Used to be small- to medium-sized "BIG-bands" roaming the countryside — then that new fangled thingamajiggywatchamacallit ... recordings could be played at home or in an establishment, a Public House... but it wasn't real music, it was aptly-named phonygraphs. Suddenly the sheet-music publishing companies were dropping like flies after an air-Raid, bands folded, people stopped playing at home and at their local harvest hootenany... all replaced by that evil scourge, the phonygraphic-wreckording-discus.

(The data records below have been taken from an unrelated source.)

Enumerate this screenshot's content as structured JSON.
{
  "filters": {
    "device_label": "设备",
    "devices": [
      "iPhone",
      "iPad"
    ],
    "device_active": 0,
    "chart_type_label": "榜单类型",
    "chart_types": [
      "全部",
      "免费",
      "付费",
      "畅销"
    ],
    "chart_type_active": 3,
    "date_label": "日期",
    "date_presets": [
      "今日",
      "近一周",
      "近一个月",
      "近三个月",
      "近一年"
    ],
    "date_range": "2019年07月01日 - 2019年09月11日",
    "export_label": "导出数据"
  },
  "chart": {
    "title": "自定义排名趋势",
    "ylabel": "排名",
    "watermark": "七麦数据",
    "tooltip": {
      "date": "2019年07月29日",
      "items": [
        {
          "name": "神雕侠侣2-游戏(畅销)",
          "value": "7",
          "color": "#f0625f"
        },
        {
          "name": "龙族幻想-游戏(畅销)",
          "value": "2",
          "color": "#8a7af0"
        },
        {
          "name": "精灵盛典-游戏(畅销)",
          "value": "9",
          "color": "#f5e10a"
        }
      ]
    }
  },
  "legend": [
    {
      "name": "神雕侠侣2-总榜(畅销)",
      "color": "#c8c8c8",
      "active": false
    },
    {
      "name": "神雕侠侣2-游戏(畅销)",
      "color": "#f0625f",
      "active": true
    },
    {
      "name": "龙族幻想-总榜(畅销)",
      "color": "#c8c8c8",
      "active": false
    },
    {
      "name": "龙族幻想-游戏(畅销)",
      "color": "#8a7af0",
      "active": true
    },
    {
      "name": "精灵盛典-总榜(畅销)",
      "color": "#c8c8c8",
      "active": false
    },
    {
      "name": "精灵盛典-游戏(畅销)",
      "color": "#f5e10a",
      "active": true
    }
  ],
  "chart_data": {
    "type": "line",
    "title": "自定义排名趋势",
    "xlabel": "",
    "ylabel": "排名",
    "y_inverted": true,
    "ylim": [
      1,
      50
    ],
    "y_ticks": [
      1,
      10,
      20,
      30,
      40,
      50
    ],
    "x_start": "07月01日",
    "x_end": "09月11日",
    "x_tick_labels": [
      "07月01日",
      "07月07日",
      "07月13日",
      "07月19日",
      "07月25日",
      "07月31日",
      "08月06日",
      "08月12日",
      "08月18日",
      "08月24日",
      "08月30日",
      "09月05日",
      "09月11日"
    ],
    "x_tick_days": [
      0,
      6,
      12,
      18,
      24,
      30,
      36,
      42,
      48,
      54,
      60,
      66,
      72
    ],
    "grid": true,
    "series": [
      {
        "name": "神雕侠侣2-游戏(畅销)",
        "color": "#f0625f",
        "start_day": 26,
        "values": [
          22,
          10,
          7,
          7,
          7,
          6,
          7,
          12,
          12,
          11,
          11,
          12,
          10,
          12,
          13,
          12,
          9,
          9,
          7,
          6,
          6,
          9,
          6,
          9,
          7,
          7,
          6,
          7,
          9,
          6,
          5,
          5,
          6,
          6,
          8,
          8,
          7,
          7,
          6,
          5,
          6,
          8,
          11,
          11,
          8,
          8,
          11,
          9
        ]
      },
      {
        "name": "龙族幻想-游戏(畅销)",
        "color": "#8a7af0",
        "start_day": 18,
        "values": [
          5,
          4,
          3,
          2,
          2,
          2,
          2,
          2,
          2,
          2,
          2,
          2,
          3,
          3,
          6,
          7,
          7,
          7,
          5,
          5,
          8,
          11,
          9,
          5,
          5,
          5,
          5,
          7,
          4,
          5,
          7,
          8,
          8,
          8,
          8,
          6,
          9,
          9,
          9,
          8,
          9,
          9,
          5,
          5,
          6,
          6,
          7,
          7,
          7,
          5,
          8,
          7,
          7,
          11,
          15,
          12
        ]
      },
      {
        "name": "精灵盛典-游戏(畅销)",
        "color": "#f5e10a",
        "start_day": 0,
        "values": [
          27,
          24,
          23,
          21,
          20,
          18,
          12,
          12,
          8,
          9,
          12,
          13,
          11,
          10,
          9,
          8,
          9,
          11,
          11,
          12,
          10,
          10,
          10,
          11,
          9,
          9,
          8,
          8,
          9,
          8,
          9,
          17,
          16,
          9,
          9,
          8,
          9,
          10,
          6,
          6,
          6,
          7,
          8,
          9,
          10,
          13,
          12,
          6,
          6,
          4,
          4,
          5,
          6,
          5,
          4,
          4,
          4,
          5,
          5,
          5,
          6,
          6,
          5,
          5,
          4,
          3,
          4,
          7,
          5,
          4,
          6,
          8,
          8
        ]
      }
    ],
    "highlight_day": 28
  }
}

Everything has its Zenith.
Neanderthals.
The Mesopotamians.
The Roman Empire and the Qin/Han Empire more or less concurrent, though the Romans lasted a wee bit longer IIRC.
Only time will tell if Marshall's time is over, or whether it'll reach a new Zenith.

BYOC hit its zenith.
RockabillyBass.com reached its zenith and got bought out and killed by a DB company. I then moved to TalkBass, and while TB is still going strong, I reached my zenith with it as the Banned-Hammer was coming down over there for a while indiscriminately, which left a bad vibe and taste to the "place".

PPCB forumites are awesome; I hope that the forum is nowhere near reaching its zenith yet and that we have a long time before seeing its denouement. I like this place and the people within it, but if it gets more popular, more people will come, moderators might then be needed...


Maybe China is entering a new zenith, and will take Marshall with it, onwards to new heights.

GRIZZ & LEMMINGS GUITAR & MIC.jpeg
 
new frontiers in land and technology drive innovation, until there is enough competition to drive regulation to the point of saturation, and that usually pushes more demand for innovation. or something like that.